3.5. Kultur sel epitel kornea kelinci sebagai model untuk penyembuhan luka
Ketika 1 sel epitel kornea kelinci dan manusia disebarkan dan dikultur dalam
mitomycin-C atau lethally irradiated, 3T3 feeder cells, keratinosit kornea mengalami
pertumbuhan klonal membentuk epitel berlapis. Dalam kondisi ini keratinosit bisa
diperbanyak sampai . 10.000 kali lipat. Epitel kornea kelinci yang normal mensintesa
sejumlah kecil keratin K5 dan K 14 (petanda untuk keratinosit basal) dan sejumlah besar
keratin K3 dan K12 (petanda untuk tipe-diferensiasi kornea). Ketika epitel kornea teruka,
sel-sel berhenti mensintesa K3/K12 dan sebagai gantinya mensintesa K6 dan K16,
keratin-keratin ini khas pada sel suprabasal epitel berlapis yang mengalami hiperplasia.
Seperti perubahan bentuk munculan keratin yang dihasilkan dari kultur sel epitel kornea
kelinci. Kultur sel ini pertama kali memperlihatkan hanya keratin K5 dan K14 sel basalis,
lalu berikutnya keratin K6 dan K16 (petanda untuk hiperproliferasi) yang kemudian
digantikan oleh keratin K3 dan K12. Kultur sel epitel ini kemudian menjadi model yang
bagus untuk mempelajari perbedaan stadium penyenbuhan luka epitel kornea.
5. Perspektif
Kemajuan besar saat ini telah dilakukan dalam melokalisir dan mengenal stem sel
epitel limbus dan pemakaian sel-sel ini untuk pengobatan penyakit permukaan kornea.

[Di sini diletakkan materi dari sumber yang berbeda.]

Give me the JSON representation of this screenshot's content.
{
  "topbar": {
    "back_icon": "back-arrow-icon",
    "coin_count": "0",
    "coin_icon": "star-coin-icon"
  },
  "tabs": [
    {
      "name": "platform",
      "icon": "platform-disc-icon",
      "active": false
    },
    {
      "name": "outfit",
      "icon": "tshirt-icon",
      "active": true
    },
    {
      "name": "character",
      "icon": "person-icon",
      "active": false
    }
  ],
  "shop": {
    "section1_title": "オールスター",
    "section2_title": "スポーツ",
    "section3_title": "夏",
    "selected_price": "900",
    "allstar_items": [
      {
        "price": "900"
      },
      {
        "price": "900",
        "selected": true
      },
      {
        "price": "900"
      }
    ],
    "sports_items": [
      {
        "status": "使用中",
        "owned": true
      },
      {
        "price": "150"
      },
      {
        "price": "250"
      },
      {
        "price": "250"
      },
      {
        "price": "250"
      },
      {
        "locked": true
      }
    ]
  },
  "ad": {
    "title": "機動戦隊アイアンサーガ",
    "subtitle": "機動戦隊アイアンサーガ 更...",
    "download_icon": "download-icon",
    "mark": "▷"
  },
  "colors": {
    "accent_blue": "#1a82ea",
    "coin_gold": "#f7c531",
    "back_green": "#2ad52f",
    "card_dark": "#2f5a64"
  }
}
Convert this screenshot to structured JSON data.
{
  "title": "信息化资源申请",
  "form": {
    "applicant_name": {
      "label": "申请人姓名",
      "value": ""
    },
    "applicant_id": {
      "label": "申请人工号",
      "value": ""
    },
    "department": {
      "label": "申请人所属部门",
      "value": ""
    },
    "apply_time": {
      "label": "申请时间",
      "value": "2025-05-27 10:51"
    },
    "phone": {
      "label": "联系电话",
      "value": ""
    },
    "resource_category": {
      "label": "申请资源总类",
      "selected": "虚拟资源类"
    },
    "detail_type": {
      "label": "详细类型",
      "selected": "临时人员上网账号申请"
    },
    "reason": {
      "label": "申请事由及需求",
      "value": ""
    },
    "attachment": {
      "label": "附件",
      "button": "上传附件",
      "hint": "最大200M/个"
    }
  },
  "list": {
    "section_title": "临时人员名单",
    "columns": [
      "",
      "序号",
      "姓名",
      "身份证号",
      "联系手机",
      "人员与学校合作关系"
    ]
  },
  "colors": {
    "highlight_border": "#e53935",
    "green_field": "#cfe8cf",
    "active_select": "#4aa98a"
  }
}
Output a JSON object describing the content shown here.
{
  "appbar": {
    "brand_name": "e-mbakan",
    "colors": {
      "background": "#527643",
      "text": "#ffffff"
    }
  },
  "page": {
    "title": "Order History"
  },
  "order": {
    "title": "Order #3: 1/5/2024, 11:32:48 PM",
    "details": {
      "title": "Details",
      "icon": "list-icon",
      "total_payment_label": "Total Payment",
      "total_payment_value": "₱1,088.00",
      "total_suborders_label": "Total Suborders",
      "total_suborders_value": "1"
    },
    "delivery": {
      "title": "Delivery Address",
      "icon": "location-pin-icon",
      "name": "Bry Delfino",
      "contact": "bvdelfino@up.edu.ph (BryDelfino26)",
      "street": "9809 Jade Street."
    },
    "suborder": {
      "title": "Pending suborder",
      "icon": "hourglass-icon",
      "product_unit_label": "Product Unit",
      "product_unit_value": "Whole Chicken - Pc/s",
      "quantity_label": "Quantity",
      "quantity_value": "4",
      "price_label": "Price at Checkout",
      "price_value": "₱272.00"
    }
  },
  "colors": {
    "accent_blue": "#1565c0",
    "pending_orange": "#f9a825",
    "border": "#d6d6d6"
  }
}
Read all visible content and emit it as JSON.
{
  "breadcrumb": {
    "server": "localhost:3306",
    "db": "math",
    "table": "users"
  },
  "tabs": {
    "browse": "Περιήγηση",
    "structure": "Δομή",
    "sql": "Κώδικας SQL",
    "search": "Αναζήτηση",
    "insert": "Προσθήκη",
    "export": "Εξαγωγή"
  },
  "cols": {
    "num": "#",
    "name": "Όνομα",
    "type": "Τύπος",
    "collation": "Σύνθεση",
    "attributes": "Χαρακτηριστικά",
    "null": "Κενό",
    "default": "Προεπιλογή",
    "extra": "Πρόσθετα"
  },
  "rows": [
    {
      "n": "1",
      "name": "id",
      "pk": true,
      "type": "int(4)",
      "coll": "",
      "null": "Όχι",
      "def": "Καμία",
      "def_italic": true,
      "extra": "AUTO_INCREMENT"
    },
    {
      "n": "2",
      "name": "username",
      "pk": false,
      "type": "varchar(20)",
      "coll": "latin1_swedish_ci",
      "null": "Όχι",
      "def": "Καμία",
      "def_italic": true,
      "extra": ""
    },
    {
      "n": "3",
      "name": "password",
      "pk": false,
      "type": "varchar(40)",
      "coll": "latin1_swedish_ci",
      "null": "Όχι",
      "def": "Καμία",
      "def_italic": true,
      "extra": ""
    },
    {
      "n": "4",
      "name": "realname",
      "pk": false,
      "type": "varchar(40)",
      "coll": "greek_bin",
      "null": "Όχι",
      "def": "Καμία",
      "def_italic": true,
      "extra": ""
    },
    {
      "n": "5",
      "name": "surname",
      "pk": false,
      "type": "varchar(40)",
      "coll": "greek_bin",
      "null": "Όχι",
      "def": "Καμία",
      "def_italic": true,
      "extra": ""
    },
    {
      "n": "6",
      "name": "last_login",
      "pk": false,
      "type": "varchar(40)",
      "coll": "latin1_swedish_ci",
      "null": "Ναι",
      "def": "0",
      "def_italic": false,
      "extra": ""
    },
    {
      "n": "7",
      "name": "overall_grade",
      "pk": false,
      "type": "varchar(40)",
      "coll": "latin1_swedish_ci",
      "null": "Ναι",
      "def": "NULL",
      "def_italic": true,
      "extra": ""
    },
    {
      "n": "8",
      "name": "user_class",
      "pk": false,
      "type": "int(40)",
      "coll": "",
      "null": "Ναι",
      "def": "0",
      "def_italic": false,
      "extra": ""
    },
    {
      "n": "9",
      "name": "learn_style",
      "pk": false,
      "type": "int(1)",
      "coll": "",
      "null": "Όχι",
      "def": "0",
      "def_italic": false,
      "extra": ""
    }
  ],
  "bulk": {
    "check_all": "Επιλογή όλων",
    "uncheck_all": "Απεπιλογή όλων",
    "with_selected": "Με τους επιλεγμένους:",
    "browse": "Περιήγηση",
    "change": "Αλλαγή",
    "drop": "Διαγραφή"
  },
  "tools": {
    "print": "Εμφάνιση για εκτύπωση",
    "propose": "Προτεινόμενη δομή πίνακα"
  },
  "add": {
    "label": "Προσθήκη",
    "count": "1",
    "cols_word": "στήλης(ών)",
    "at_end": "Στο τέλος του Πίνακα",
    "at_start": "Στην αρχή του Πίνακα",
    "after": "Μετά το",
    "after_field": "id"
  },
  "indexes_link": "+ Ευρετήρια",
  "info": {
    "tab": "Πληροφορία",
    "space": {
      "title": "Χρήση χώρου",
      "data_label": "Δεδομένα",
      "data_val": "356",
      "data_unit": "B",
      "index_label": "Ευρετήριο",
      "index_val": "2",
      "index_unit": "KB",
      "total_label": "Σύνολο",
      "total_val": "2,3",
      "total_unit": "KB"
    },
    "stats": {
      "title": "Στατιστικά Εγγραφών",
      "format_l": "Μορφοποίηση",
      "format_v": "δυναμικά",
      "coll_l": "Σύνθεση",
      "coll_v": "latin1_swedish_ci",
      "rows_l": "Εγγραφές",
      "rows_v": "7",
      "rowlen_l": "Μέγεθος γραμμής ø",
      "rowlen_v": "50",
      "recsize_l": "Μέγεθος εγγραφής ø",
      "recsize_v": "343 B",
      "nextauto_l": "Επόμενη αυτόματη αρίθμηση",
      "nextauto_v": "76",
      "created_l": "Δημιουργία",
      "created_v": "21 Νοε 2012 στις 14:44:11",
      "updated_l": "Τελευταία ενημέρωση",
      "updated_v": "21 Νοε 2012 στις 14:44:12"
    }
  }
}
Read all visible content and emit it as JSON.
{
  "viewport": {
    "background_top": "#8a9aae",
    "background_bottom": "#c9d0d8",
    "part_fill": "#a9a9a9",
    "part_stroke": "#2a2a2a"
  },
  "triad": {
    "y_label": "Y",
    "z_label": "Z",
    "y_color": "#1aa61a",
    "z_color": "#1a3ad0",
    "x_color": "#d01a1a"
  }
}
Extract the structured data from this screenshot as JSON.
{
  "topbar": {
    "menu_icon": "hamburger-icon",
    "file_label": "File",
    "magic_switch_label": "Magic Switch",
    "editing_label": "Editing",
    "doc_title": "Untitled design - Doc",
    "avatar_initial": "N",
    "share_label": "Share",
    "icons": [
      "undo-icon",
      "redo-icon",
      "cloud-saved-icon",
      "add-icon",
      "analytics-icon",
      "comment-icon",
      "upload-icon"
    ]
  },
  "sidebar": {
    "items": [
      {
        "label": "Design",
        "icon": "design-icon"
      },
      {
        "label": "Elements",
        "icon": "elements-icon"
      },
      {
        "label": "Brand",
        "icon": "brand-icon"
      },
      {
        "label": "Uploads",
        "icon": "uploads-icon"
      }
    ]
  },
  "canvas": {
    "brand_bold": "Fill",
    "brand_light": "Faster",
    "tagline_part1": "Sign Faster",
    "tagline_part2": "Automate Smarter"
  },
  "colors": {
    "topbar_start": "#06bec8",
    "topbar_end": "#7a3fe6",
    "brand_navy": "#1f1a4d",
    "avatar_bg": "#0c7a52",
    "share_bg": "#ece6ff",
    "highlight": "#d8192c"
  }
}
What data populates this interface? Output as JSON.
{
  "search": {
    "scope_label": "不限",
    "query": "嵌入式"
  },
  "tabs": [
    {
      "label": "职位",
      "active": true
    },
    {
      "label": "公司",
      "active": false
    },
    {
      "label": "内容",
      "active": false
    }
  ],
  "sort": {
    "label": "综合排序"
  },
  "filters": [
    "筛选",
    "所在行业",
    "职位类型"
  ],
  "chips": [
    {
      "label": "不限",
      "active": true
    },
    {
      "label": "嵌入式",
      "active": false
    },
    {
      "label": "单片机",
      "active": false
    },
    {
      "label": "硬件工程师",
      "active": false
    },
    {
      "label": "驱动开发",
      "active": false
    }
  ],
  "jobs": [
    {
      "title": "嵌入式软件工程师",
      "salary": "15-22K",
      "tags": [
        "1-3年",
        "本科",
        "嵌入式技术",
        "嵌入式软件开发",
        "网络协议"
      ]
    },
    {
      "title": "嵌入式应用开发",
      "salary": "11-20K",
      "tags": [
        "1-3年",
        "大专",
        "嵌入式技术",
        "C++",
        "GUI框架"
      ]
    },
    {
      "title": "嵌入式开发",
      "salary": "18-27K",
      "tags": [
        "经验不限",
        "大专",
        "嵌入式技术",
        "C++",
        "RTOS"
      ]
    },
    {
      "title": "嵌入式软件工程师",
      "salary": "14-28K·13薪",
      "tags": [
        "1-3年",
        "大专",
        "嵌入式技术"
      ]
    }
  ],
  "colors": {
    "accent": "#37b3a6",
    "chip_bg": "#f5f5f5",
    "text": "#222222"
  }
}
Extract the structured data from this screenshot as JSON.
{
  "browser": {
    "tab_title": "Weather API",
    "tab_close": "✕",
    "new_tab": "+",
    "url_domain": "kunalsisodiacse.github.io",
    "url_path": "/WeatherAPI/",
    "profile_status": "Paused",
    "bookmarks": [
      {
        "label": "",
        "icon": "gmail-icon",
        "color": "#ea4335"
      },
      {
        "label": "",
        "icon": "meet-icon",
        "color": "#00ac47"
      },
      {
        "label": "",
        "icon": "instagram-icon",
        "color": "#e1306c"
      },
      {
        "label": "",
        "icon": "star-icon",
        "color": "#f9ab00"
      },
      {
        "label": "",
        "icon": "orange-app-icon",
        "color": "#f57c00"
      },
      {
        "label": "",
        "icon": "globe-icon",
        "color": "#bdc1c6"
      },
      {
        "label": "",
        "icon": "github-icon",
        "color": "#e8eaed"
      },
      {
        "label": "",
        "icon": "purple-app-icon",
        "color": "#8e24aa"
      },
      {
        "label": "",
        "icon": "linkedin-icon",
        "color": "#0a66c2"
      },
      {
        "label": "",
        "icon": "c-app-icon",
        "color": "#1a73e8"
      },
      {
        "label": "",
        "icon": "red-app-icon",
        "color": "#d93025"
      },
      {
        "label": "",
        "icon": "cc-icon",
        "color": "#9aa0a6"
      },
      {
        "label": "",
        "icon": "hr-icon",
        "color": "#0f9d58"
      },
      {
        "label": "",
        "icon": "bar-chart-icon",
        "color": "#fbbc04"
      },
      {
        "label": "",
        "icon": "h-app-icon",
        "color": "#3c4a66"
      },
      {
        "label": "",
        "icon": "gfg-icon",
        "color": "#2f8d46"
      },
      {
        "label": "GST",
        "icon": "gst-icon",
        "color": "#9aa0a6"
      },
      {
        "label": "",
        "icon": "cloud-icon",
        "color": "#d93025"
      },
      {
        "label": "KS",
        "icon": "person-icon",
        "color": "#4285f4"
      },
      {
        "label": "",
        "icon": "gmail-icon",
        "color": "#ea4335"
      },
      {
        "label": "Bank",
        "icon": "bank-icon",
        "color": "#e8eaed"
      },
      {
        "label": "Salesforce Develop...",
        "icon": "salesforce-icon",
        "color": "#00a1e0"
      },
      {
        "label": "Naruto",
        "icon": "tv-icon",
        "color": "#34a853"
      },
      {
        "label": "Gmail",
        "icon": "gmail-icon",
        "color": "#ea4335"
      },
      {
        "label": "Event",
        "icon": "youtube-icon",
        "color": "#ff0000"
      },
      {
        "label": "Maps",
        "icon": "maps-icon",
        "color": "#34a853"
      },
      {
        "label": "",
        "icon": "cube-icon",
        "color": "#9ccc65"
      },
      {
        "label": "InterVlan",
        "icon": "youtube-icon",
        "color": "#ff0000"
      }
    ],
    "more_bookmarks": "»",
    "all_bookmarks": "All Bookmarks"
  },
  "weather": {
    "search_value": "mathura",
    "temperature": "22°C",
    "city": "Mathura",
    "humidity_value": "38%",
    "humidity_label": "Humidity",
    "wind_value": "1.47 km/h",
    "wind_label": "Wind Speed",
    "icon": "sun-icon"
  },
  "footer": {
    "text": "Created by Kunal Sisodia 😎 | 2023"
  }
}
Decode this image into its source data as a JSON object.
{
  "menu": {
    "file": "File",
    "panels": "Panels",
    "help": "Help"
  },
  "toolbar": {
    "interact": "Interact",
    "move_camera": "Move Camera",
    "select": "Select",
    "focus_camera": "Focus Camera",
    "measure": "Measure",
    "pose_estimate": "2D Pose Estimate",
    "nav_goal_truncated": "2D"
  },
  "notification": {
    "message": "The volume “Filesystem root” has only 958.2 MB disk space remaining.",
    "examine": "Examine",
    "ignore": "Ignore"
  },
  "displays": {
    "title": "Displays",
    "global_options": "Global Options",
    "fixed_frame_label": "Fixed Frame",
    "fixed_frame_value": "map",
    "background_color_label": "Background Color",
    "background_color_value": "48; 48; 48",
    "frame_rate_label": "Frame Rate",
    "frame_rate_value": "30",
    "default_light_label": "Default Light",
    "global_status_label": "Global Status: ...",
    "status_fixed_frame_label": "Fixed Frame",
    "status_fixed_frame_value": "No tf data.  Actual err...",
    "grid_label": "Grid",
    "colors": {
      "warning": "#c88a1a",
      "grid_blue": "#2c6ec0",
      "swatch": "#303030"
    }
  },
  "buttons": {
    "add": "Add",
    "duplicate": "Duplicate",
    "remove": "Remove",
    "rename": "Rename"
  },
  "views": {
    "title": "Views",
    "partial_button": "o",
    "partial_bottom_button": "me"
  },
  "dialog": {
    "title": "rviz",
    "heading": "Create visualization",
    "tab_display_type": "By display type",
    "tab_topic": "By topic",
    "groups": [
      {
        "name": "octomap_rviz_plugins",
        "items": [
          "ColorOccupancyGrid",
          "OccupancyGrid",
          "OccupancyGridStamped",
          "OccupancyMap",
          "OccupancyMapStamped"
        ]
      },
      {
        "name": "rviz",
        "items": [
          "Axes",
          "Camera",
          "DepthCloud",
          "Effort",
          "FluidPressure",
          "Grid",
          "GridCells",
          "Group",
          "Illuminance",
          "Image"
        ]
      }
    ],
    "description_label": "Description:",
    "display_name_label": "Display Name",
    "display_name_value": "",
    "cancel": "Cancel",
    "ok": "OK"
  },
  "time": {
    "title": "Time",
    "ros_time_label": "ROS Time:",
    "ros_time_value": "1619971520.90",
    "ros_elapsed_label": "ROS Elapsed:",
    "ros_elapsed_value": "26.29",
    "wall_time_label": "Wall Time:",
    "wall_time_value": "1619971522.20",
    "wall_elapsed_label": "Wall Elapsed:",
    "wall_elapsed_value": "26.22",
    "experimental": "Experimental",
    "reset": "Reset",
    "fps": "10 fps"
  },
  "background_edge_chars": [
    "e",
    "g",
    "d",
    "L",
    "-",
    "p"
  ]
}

Banyak tantangan yang masih menghadang ahli stem sel epitel, seperti generasi dari
petanda permukaan stem sel yang positif akan meningkatkan fasilitasi isolasi fisik dan
pengenaln molekul stem sel. Beberapa petanda stem sel limbal sudah dikenal saat ini dan
tidak hanya dikenal dengan sel basal limbal tapi juga hampir semua sel basal dari variasi
epitel squamous sel berlapis yang membuatnya tidak dikenal sebagai stemsel yang
spesifik. Hal penting lainnya adalah mengenal lingkungan mikro yang membentuk
cekunkan stem sel. Seperti digambarkan diatas heterogenitas membran basemen tak
diragukan lagi memberikan kontribusi yang lain terlibat memelihara stem sel. Beberapa
data terbaru menyarankan membran amnion dapat mendukung replikasi dari stem sel.
Banyak studi yang dibutuhkan untuk lebih mengerti proses seluler dan biokimia.
Akhirnya fleksibilitas stem sel mendapatkan banyak perhatian. Frearis dkk menunjukan
bahwa epitel kornea dewasa jika dikombinasi dengan dermis embrionik akn
meningkatkan folikel rambut, sehingga mengindikasikan bahwa diberikan sesuai tandaa,
setiap sel TA dari epitel kornea sentral bisa dirubah ke epidermis dan asesorisnya.
Dibutuhkan studi lebih lanjut untuk mendefinisikan fleksibilitas stem sel epitel koenea.